Dans un pavillon de la banlieue québécoise, gris, devant lequel est garée une voiture, grise, qui emmènera chaque matin à un job sans odeur ni saveur et ramènera le soir la mère. La fille, elle, essaie de se faire une place dans un monde qu’elle vomit et qu’elle consomme. Sans véritable prise sur le réel, elles s’abandonnent toutes deux aux écrans qui occupent l’espace. Les liens se font virtuels. D’autant plus puissants et tentateurs qu’ils ne permettent qu’une relation désincarnée avec les tiers, sans odeur, sans saveur, sans vérité.
La fille convoque un personnage à son image, Antigone, morte emmurée il y a deux mille cinq cents ans pour cause de révolte un peu trop appuyée, un peu trop affirmée.
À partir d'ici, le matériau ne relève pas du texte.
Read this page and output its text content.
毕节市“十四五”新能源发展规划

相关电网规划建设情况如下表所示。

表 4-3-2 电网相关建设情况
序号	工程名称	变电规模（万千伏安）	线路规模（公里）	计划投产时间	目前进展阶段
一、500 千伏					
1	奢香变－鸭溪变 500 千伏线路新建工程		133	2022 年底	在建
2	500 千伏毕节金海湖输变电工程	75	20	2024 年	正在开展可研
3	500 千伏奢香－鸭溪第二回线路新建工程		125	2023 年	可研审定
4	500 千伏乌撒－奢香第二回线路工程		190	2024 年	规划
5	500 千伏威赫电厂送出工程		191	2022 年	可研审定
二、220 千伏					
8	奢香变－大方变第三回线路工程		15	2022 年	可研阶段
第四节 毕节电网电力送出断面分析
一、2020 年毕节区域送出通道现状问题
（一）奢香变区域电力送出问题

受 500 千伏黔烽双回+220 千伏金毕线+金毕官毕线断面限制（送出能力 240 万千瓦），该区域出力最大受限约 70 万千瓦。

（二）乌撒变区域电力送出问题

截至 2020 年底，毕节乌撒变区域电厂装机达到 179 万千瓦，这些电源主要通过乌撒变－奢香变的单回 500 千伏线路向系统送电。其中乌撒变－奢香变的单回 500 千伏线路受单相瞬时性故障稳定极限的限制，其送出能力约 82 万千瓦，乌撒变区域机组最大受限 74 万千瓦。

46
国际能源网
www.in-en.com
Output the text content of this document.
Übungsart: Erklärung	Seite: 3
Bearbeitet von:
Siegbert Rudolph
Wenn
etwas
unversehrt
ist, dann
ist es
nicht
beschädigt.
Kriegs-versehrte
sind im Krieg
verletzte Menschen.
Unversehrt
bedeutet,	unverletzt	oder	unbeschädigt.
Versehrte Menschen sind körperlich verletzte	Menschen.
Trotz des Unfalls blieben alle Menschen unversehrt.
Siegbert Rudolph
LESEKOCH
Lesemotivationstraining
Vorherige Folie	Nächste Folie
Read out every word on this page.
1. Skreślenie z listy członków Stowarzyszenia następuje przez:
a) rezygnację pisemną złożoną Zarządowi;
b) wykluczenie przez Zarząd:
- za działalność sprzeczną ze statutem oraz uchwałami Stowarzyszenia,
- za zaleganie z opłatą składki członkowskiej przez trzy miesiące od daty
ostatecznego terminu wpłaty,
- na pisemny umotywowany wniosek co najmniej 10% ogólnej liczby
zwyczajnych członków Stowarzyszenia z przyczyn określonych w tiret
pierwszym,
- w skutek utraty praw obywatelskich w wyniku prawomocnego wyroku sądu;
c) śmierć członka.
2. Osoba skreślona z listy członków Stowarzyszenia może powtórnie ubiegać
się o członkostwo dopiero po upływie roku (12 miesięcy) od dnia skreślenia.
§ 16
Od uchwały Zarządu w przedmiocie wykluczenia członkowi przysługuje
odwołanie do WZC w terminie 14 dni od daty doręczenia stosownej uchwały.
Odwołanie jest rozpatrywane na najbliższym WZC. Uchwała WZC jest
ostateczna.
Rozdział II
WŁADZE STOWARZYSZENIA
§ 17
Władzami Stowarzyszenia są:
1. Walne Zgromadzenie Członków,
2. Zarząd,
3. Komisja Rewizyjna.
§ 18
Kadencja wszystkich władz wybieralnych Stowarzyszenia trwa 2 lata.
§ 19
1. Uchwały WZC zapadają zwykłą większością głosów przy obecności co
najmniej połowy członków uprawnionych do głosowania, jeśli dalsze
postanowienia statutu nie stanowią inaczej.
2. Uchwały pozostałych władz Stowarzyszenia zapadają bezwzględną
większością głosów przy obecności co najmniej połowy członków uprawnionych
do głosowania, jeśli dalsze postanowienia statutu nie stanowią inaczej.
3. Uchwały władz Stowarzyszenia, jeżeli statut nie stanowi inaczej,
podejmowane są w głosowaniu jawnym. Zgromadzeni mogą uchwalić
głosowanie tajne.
Jiminy Cricket acide et insolente, Antigone est là pour marquer la répétitivité des histoires, de l’histoire. La fille finit par fuir, rejoindre Daesh, trouver un sens, s’abandonner à cet amoureux virtuel qui a sûrement un sourire si doux et des mains si belles. Qui l’emmènera dans les contrées d’Orient, où elle trouvera un sens. Arrivée à Antioche, elle croise le fantôme de sa mère, immigrée inverse vingt ans plus tôt, fuyant l’odeur de la mort qui imprègne tout le pays.
C’est une pièce qui traite de l’inéluctable, du répétitif, de ce moment de la vie où la sensibilité devient tellement extrême que tout doit changer, qu’importe le danger, qu’importe la mort. Qui donne une légèreté et un rire, en contraste bienfaisant avec l’angoisse exprimée, qu’accentuent encore l’énergie joyeuse et la présence puissante des trois actrices. Mention spéciale à Sarah Laurendeau, qui explose en Antigone gouailleuse, irrévérencieuse (elle ira jusqu’à refuser le repos éternel…) et très drôle. Au final, une bouffée d’énergie rageuse et joyeuse qui fait un bien fou malgré la gravité des sujets.